San Diego officials are weighing whether to start charging for parking at some city beaches as part of the Fiscal Year 2027 budget, a move that would largely target visitors and out‑of‑town drivers while carving out cheaper options for locals. The proposal being discussed includes charges for RV parking and boat launches, and singles out Mission Bay as one of the top spots under consideration. The idea has already drawn pushback from residents and will be reviewed by the city’s budget committee this week.
What the budget memo recommends
According to the Office of the Independent Budget Analyst report, the Council’s FY 2027 priorities document recommends initiating “a paid beach & bay parking program” that would charge non‑residents while preserving local access through a low‑income permit program or a “beachgoer badge.” The report explicitly names Mission Bay Park — noting it ranks among the nation’s most‑visited municipal parks — and asks staff to model vehicle entrance fees, RV and boat launch surcharges, and other non‑resident revenue options. It also asks the city to evaluate revenue ideas, such as a rental-car business tax, to help close budget shortfalls.
Locals push back
Some residents told 10News they oppose any fee, saying it "isn't fair" to charge for access to public shorelines. The station also reports the budget memo lists a variety of other revenue ideas — from taxes on rental cars to potential fees tied to empty storefronts and admission charges at major city events — that are intended to shift more costs onto visitors.
Not the first time parking has been on the table
The beach‑parking idea comes after months of parking policy changes across the city, including higher meter rates and a package of reforms that extended paid hours and introduced new fees in high‑demand areas. KPBS Public Media and other outlets have tracked the council’s recent debates over paid parking in Balboa Park and at other city sites as officials look for new revenue streams.

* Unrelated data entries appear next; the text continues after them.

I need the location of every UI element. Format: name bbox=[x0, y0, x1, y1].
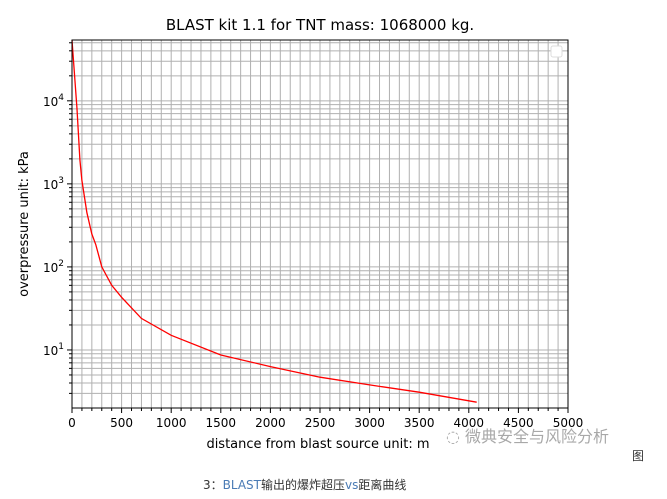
grid bbox=[72, 40, 568, 408]
watermark: ◌ 微典安全与风险分析 bbox=[446, 423, 609, 447]
x-tick-label: 1500 bbox=[206, 416, 237, 430]
caption: 3：BLAST输出的爆炸超压vs距离曲线 bbox=[203, 476, 406, 493]
x-tick-label: 5000 bbox=[553, 416, 584, 430]
x-tick-label: 2500 bbox=[305, 416, 336, 430]
y-tick-label: 104 bbox=[43, 93, 64, 109]
watermark-text: 微典安全与风险分析 bbox=[465, 427, 610, 446]
x-tick-label: 2000 bbox=[255, 416, 286, 430]
caption-text: 输出的爆炸超压 bbox=[261, 478, 346, 492]
x-tick-label: 0 bbox=[68, 416, 76, 430]
caption-vs: vs bbox=[345, 478, 359, 492]
y-tick-label: 102 bbox=[43, 259, 64, 275]
chart-title: BLAST kit 1.1 for TNT mass: 1068000 kg. bbox=[166, 16, 474, 34]
axes: 0 500 1000 1500 2000 2500 3000 3500 4000 4500 5000… bbox=[43, 42, 584, 430]
series bbox=[71, 39, 477, 403]
x-axis-label: distance from blast source unit: m bbox=[206, 437, 429, 452]
caption-highlight: BLAST bbox=[222, 478, 261, 492]
caption-number: 3： bbox=[203, 478, 223, 492]
x-tick-label: 4500 bbox=[503, 416, 534, 430]
wechat-icon: ◌ bbox=[446, 427, 466, 446]
caption-rest: 距离曲线 bbox=[358, 478, 407, 492]
legend-box bbox=[550, 45, 563, 58]
y-tick-label: 101 bbox=[43, 342, 64, 358]
x-tick-label: 4000 bbox=[454, 416, 485, 430]
x-tick-label: 1000 bbox=[156, 416, 187, 430]
x-tick-label: 3000 bbox=[354, 416, 385, 430]
caption-prefix: 图 bbox=[632, 449, 645, 463]
x-tick-label: 500 bbox=[110, 416, 133, 430]
x-tick-label: 3500 bbox=[404, 416, 435, 430]
series-line bbox=[71, 39, 477, 403]
y-axis-label: overpressure unit: kPa bbox=[17, 151, 32, 297]
y-tick-label: 103 bbox=[43, 176, 64, 192]
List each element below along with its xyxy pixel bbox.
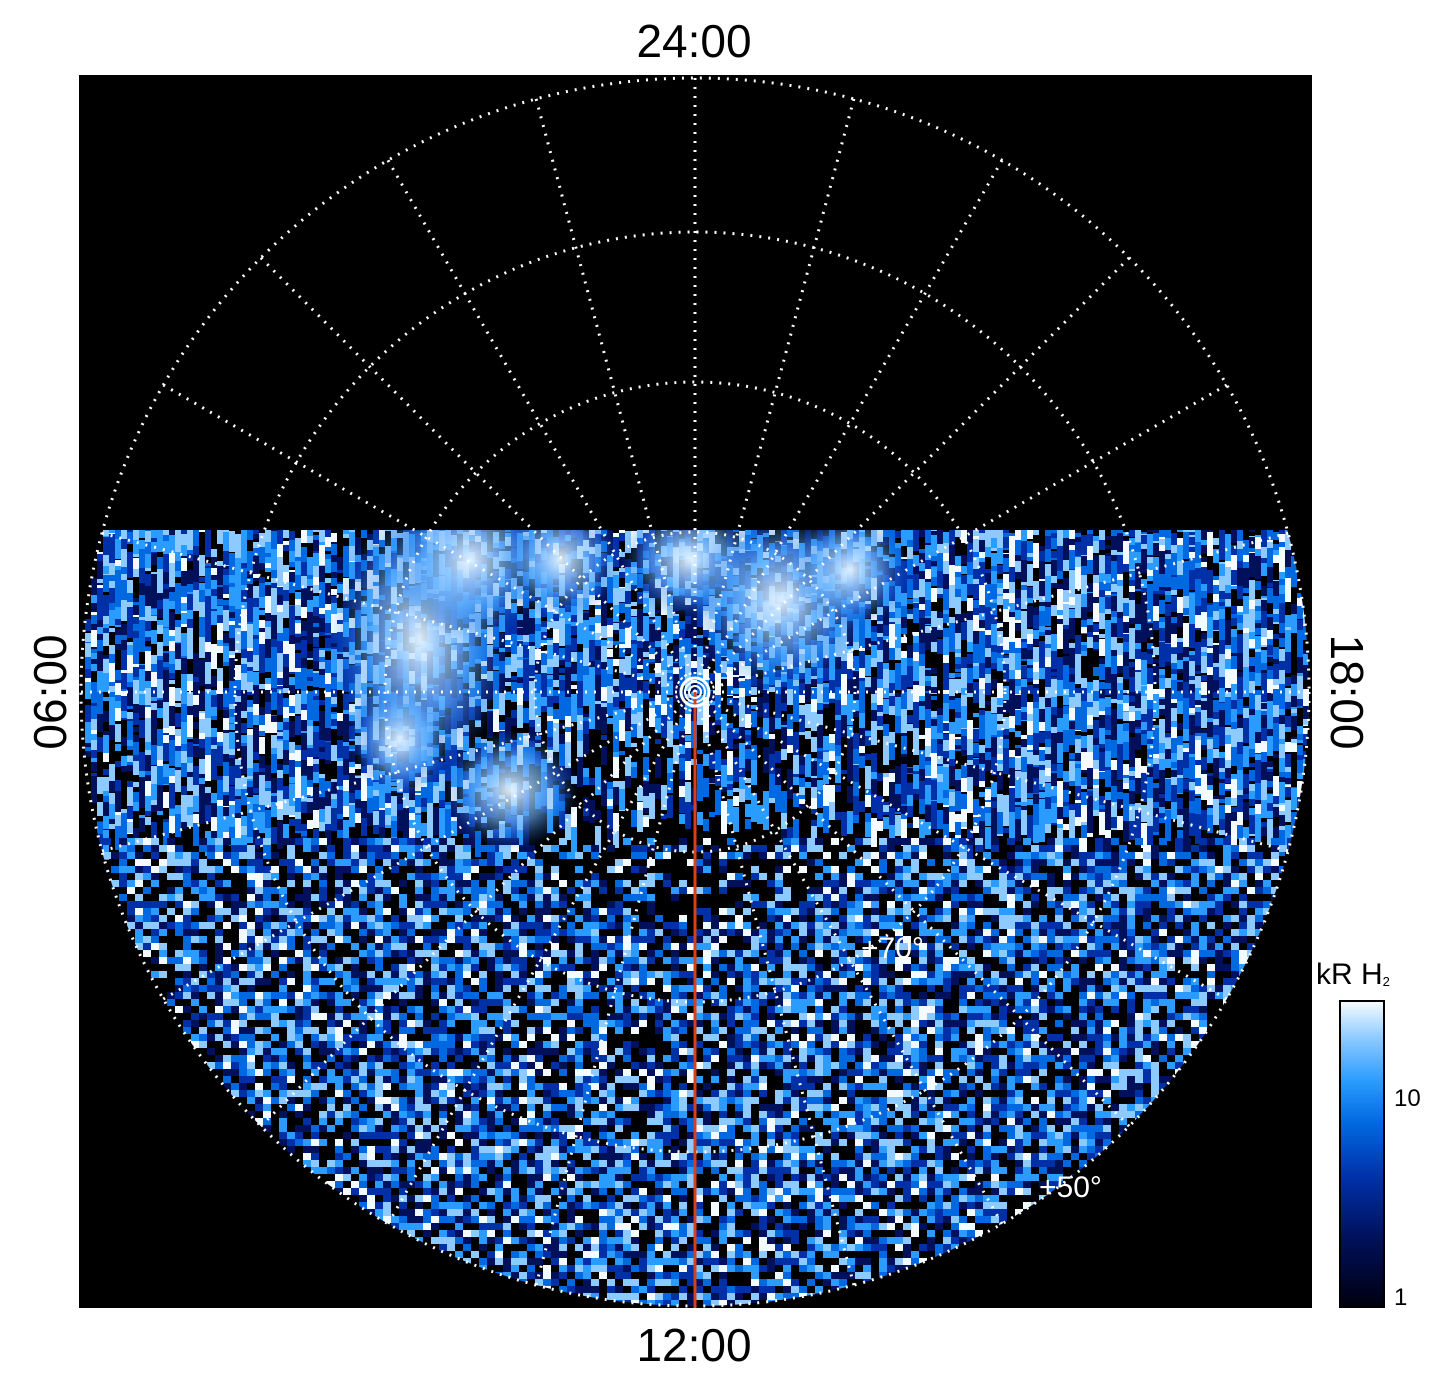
- local-time-label-right: 18:00: [1321, 634, 1373, 750]
- colorbar-title: kR H2: [1316, 958, 1390, 992]
- latitude-label-50: +50°: [1039, 1171, 1102, 1204]
- emission-map: [85, 530, 1309, 1306]
- colorbar-title-subscript: 2: [1382, 974, 1390, 989]
- local-time-label-top: 24:00: [636, 15, 752, 67]
- colorbar-title-main: kR H: [1316, 958, 1383, 991]
- polar-projection-plot: +70° +50°: [79, 75, 1312, 1308]
- pole-marker-inner: [688, 685, 702, 699]
- colorbar: [1339, 1000, 1385, 1308]
- local-time-label-left: 06:00: [24, 634, 76, 750]
- latitude-label-70: +70°: [861, 932, 924, 965]
- polar-projection-svg: +70° +50°: [79, 76, 1311, 1308]
- auroral-oval: [330, 530, 910, 850]
- local-time-label-bottom: 12:00: [636, 1319, 752, 1371]
- colorbar-tick-1: 1: [1394, 1284, 1408, 1311]
- colorbar-tick-10: 10: [1394, 1085, 1421, 1112]
- pole-marker-outer: [679, 676, 711, 708]
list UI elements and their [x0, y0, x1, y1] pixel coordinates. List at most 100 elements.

How the city would try to protect locals
The budget memo emphasizes designing a program that protects resident access while capturing tourist revenue, suggesting measures such as residency-verified passes, annual or quarterly park passes for frequent users, credit-card kiosks, and CPI-indexed rates to stabilize receipts. It points to Del Mar and Oceanside as examples of shore‑side hourly pricing and asks staff to build options that could pass muster with state coastal regulators before moving forward. The memo frames these ideas as ways to shift the burden of park upkeep onto non‑residents while preserving affordable access for San Diegans.